Sehr wohldosiert werden auch einige, wenige historische Fakten in den Roman eingebunden. Diese beschäftigen sich mit ausgewählten Themen und sind nie zu üppig, sie wurden sehr gut in die Geschichte verarbeitet und geben noch ein paar Einblicke, was die Welt zu der Handlungszeit beschäftigt hat. Das empfand ich als sehr angenehm und es zeigte sich an zahlreichen Stellen, was für eine tiefe und genaue Recherchearbeit hinter dem Buch steckt!

 

Auch diesmal stehen wieder die vier Damen im Mittelpunkt und aus ihren Sichtweisen werden die Kapitel erzählt.
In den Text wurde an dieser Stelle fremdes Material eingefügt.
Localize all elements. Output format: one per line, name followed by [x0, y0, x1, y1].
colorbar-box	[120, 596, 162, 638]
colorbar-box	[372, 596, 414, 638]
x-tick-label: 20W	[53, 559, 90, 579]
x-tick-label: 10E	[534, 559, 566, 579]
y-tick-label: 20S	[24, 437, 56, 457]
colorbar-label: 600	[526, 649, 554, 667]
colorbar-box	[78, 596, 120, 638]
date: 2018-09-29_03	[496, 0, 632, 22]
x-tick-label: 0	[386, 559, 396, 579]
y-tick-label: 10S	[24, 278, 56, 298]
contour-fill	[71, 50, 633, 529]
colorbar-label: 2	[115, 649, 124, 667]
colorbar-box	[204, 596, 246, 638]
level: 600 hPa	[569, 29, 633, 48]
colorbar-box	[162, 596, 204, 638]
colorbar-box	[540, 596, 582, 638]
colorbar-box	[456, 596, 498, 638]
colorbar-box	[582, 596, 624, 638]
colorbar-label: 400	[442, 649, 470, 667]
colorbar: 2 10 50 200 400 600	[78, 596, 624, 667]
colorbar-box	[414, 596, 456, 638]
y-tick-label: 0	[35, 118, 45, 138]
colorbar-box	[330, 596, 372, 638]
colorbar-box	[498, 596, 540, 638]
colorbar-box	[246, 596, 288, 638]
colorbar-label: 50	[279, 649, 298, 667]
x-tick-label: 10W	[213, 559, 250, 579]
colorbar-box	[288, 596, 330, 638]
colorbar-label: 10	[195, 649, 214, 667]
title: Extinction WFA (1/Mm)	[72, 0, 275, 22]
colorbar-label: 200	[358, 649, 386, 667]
Dabei kommt jede ausreichend Platz, um ihre Pläne und Ziele, aber auch ihre Lebenssituation vorzustellen und man hat ausreichend Raum, um sich mit ihnen vertraut zu machen.
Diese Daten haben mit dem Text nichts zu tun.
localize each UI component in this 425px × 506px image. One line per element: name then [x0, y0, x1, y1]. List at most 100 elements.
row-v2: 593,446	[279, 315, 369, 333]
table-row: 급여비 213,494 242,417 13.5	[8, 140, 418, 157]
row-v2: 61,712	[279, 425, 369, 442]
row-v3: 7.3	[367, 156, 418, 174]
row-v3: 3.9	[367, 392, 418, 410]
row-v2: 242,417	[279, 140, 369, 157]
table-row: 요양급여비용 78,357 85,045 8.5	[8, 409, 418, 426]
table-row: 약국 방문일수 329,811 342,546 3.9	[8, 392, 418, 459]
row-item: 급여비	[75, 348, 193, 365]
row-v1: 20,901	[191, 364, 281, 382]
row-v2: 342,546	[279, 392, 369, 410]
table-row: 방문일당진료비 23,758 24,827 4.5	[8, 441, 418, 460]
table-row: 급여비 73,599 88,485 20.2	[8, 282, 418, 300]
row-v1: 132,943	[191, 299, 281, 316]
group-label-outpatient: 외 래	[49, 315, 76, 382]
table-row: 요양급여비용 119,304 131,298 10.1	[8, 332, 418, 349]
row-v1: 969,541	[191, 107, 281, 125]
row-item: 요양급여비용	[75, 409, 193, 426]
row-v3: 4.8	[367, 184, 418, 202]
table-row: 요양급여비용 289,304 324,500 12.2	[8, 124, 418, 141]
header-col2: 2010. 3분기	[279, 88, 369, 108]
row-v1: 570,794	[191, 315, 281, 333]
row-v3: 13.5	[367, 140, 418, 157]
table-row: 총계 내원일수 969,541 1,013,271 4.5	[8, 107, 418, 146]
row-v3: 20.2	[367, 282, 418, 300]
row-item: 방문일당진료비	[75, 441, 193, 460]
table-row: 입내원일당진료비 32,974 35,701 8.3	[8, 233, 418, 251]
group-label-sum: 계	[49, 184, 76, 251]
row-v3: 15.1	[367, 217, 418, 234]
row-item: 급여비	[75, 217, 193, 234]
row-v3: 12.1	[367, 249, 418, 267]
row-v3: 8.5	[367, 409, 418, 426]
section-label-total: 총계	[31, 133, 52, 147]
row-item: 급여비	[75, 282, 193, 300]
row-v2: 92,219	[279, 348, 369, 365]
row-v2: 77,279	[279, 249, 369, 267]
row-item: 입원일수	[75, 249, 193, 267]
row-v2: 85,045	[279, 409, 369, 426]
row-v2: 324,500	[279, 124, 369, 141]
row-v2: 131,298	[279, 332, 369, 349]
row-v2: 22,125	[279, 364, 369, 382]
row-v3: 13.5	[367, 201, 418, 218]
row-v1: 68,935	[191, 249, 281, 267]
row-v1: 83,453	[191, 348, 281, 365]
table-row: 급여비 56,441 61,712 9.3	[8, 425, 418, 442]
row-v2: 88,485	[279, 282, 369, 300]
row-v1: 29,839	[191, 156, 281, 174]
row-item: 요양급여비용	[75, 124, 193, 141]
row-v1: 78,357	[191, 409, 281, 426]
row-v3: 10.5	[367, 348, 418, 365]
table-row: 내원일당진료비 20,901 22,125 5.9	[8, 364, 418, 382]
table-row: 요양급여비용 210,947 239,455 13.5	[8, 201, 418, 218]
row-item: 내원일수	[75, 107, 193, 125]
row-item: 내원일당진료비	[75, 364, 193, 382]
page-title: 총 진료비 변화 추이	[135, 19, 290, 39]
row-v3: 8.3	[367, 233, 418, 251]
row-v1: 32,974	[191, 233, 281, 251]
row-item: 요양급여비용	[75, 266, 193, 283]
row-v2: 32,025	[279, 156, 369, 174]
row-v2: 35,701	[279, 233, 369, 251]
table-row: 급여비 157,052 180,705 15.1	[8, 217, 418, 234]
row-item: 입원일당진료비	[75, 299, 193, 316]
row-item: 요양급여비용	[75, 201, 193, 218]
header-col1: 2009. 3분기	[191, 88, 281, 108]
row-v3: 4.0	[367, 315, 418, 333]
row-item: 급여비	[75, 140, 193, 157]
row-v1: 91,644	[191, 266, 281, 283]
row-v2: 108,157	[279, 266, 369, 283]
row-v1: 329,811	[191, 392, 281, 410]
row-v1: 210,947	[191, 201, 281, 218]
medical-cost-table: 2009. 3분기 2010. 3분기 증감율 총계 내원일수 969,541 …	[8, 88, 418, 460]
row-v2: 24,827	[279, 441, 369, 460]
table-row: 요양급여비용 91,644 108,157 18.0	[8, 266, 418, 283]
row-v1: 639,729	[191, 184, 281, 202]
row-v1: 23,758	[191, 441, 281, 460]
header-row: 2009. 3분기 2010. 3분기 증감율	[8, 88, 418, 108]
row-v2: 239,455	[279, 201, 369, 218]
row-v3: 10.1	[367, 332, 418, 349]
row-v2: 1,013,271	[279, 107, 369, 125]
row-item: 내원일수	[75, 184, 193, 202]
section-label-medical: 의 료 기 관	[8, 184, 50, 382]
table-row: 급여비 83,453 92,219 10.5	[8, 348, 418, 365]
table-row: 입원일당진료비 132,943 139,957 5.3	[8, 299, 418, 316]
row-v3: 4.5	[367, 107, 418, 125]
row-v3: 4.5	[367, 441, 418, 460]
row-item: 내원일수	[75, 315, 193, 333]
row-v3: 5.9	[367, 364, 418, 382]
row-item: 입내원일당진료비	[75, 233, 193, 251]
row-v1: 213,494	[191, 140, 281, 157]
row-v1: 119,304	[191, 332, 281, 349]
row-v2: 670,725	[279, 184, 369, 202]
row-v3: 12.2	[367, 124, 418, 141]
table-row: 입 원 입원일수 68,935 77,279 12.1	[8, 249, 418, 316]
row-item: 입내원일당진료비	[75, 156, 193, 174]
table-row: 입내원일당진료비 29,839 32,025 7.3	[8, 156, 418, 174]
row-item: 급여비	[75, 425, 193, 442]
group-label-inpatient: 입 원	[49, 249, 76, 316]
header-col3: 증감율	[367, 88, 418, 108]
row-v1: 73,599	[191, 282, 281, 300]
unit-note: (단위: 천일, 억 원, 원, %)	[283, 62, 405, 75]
Es entstehen also vier Erzählperspektiven, die sich immer mal wieder Überschneiden und anhand derer man äußerst lebendige Einblicke in die Handlungszeit, aber auch das alltägliche Leben von realistischen Personen bekommt. Man kann genaustens schauen, welche Probleme die Figuren plagen, wie sie sich entfalten und was es für gesellschaftliche Normen gibt, kann verfolgen, wie sich die Gesellschaft entwickelt und wie auch die Damen nach und nach mehr Rechte zugestanden bekommen.

Zudem ist es aufgrund der vielfältigen Erzählweise möglich, die vier Damen aus unterschiedlichen Blickwinkeln zu betrachten und sich ein umfassendes Bild ihrer Personen zu machen. Sie werden dabei genaustens beschrieben, man kann Entwicklungen sehen und die Situationen besser einschätzen. Auf diese Weise entsteht eine abwechslungsreiche Handlung, Längen können erst gar nicht entstehen und mir war es möglich, eine noch bessere Bindung zu den Protagonisten aufzubauen.

 

Ich finde, dass zahlreiche Stimmungen im Buch vorzufinden sind, die sich auch teils auf den Leser übertragen. Nicht nur Emotional ist bei den vier Damen allerhand los und an vielen Stellen habe ich gemerkt, wie ich stark mit den Personen mitleide und mitfiebere, weshalb eine besondere und sehr angenehme Bindung zu ihnen entstanden ist.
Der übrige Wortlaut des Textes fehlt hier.